Fahey, Konitz, Brevity & Taste

Sep 28, 2020

So the plan was simple. I was going to show up live yesterday, spend a little time talking about finding chords up the neck, take a few questions about the membership, then exit stage left, escorted by the angels of Brevity and Taste.

And all went well, for a while. I had made a new Dominant Dozen handout of twelve essential D7 voicings, and we applied that to "Trouble in Mind" in the the key of A. Next, we got into a few questions about the membership, some of them creative, some of them logistical. But then, as more questions kept rolling into the chat, I found myself getting further and further afield. Skimming through the playback after, I see we touched, to some extent or another, on:
 

Why palm muting doesn't sound like John Fahey
Improvising on the form of John Hurt's "Richland Women Blues"
The four chords separating Blind Boy Fuller and "Indiana"
Advice from Lee Konitz on how to be hip
The long view of practicing
Sneaking I-VI-II-V's into the blues
How to practice pulloff technique
Transcribe, less of it, mostly Charlie Christian

And this is by no means a complete and inclusive list. No wonder by the time I closed things down, Brevity and Taste were already long gone, no doubt three drinks into the after party down the block.

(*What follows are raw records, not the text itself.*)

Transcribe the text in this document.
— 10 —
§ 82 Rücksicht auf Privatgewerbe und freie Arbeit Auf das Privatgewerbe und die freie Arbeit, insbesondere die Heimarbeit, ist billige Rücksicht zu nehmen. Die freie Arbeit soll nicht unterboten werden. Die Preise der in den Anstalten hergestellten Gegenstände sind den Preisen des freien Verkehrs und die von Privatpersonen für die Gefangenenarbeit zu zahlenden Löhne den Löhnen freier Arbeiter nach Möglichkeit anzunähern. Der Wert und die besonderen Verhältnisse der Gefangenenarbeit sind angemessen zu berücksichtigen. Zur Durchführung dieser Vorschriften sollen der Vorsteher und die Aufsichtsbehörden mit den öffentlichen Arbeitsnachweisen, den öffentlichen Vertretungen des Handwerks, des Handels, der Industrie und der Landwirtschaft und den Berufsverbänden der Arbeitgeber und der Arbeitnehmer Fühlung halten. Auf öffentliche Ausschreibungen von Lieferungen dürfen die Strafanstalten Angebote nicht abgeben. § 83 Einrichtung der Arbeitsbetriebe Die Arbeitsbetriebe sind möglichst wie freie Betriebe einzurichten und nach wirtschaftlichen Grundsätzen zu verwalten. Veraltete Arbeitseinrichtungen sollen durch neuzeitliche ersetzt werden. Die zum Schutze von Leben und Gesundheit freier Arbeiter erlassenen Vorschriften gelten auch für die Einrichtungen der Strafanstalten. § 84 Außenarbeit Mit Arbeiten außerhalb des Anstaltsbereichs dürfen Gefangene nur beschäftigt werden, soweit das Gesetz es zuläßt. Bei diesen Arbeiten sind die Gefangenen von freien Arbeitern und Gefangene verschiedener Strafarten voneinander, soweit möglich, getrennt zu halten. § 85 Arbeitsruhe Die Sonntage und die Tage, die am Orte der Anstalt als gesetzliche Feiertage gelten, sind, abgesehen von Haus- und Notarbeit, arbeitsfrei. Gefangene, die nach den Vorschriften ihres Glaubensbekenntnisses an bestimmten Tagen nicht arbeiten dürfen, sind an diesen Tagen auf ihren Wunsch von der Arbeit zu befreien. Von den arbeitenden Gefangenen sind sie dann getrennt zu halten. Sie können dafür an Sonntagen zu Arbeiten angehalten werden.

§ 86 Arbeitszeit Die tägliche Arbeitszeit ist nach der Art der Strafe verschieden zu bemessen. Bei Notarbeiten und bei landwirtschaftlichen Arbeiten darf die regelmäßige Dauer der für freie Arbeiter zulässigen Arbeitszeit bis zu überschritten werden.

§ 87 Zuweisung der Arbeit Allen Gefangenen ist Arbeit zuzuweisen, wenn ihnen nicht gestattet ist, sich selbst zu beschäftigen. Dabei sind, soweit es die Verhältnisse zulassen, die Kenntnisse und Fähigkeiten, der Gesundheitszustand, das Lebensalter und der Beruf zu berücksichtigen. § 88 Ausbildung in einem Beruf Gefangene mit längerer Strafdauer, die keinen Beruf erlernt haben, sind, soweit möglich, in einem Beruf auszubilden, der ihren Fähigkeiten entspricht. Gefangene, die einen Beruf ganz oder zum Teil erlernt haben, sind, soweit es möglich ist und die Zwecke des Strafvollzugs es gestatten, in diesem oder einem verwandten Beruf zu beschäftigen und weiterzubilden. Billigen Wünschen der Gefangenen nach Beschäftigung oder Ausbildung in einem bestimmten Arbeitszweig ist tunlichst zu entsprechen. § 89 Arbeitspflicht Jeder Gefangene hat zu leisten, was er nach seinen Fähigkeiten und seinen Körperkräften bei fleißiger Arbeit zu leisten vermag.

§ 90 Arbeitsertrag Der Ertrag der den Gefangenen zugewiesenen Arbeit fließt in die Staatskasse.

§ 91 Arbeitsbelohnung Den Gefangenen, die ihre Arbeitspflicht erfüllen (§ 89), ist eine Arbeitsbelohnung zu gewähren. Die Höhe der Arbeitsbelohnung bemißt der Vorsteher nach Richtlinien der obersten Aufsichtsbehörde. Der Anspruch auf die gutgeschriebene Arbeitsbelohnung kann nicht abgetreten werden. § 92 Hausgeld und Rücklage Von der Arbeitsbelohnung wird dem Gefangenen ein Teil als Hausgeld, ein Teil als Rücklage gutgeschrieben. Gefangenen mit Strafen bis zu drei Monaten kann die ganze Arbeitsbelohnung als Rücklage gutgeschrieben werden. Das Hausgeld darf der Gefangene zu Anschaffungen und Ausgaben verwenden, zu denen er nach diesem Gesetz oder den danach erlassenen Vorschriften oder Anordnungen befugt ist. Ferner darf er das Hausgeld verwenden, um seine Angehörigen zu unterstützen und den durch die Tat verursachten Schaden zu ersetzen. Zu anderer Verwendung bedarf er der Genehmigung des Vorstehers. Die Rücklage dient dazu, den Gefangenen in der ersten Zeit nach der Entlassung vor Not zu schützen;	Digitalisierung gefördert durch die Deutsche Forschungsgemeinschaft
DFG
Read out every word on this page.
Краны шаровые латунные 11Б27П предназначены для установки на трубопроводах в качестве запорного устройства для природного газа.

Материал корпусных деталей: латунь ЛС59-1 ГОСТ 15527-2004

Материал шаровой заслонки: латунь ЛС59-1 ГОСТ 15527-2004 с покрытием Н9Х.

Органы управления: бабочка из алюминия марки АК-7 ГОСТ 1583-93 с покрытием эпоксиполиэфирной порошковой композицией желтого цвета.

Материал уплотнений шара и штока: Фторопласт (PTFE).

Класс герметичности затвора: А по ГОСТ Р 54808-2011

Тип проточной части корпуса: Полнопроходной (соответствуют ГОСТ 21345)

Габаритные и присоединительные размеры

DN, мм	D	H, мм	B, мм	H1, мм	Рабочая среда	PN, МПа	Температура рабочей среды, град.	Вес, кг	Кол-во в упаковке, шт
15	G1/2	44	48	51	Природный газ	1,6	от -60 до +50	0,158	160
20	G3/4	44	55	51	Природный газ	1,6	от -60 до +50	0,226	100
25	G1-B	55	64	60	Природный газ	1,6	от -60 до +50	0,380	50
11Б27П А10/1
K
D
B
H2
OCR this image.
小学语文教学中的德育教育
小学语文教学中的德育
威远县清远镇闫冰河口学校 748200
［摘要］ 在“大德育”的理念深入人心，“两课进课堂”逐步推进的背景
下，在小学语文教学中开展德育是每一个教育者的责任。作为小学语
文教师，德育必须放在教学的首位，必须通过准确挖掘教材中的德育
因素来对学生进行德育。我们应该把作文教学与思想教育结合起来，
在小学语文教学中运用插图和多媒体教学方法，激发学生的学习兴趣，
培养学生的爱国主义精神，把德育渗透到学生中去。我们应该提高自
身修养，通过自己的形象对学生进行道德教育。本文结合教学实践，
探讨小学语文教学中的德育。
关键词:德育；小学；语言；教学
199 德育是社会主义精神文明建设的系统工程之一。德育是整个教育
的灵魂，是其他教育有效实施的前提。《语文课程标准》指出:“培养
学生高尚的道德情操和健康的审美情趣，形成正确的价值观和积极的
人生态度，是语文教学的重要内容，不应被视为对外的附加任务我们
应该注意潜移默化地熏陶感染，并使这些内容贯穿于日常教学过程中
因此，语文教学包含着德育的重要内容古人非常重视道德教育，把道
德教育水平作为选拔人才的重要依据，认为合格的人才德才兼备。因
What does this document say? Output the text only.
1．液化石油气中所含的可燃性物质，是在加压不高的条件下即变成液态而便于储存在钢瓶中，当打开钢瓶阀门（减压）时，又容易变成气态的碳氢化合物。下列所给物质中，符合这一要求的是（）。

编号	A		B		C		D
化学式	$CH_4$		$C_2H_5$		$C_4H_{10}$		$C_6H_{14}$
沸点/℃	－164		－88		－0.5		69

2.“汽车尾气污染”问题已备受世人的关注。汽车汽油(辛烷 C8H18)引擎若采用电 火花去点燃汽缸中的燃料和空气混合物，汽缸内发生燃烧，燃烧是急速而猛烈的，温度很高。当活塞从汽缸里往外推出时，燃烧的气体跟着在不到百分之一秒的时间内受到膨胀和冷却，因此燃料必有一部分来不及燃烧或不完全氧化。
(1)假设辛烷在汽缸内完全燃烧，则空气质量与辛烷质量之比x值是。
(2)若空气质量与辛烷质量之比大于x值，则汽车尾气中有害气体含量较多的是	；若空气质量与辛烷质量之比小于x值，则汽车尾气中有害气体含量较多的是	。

Since this was more of a Q&A session than some previous streams, I made sure to follow the chat more carefully than usual. But I kept getting distracted – first by how far-flung the audience was (Iran! Portugal! Round Rock, Texas!), next by all the cross-talk and high-fives going on as existing members greeted each other like long-lost friends, and finally, by the discovery that people who hadn't even made much of a ruckus in the forum were now chiming in to say how much they had learned in the past six or twelve months of The Fingerstyle Five. Things like:

"David has helped me make my fingerstyle so much better. Thank you, sir." – Charlie T.

"Just stay with it month by month, you'll be amazed what you learn. This is the place." – George V.

"I"ve learned soooo much from David... not just great technique, things like syncopation, which I didn't even know what that was, but blues history, style and why they played the way they do..." – Jim L.

"I've been a Fiver for a year. Really excited for every new month. Great lessons and materials but the Livestreams are pure gold. Seems overwhelming but David makes it understandable." – Piker99

These are guitarists like you, folks who just signed up to learn some tunes, some licks and maybe get a little perspective on how to play a bit better. I've found myself talking a lot more this time around about how learning is a long ramp, and how knowing what and how to practice is ultimately about having a practice – an ongoing pursuit of sitting down with your guitar and moving just a few pebbles from one pile to another. How over time, small, repetitive but thoughtful actions not only make for deeper, more solid skills but also for a more grounded, confident state of mind around music and your relationship to it. The Fingerstyle Five, with its weekly assignments and monthly, cyclical nature is my effort to make a path like that available to you, a means of playing the long game while learning more about this music we all love so much.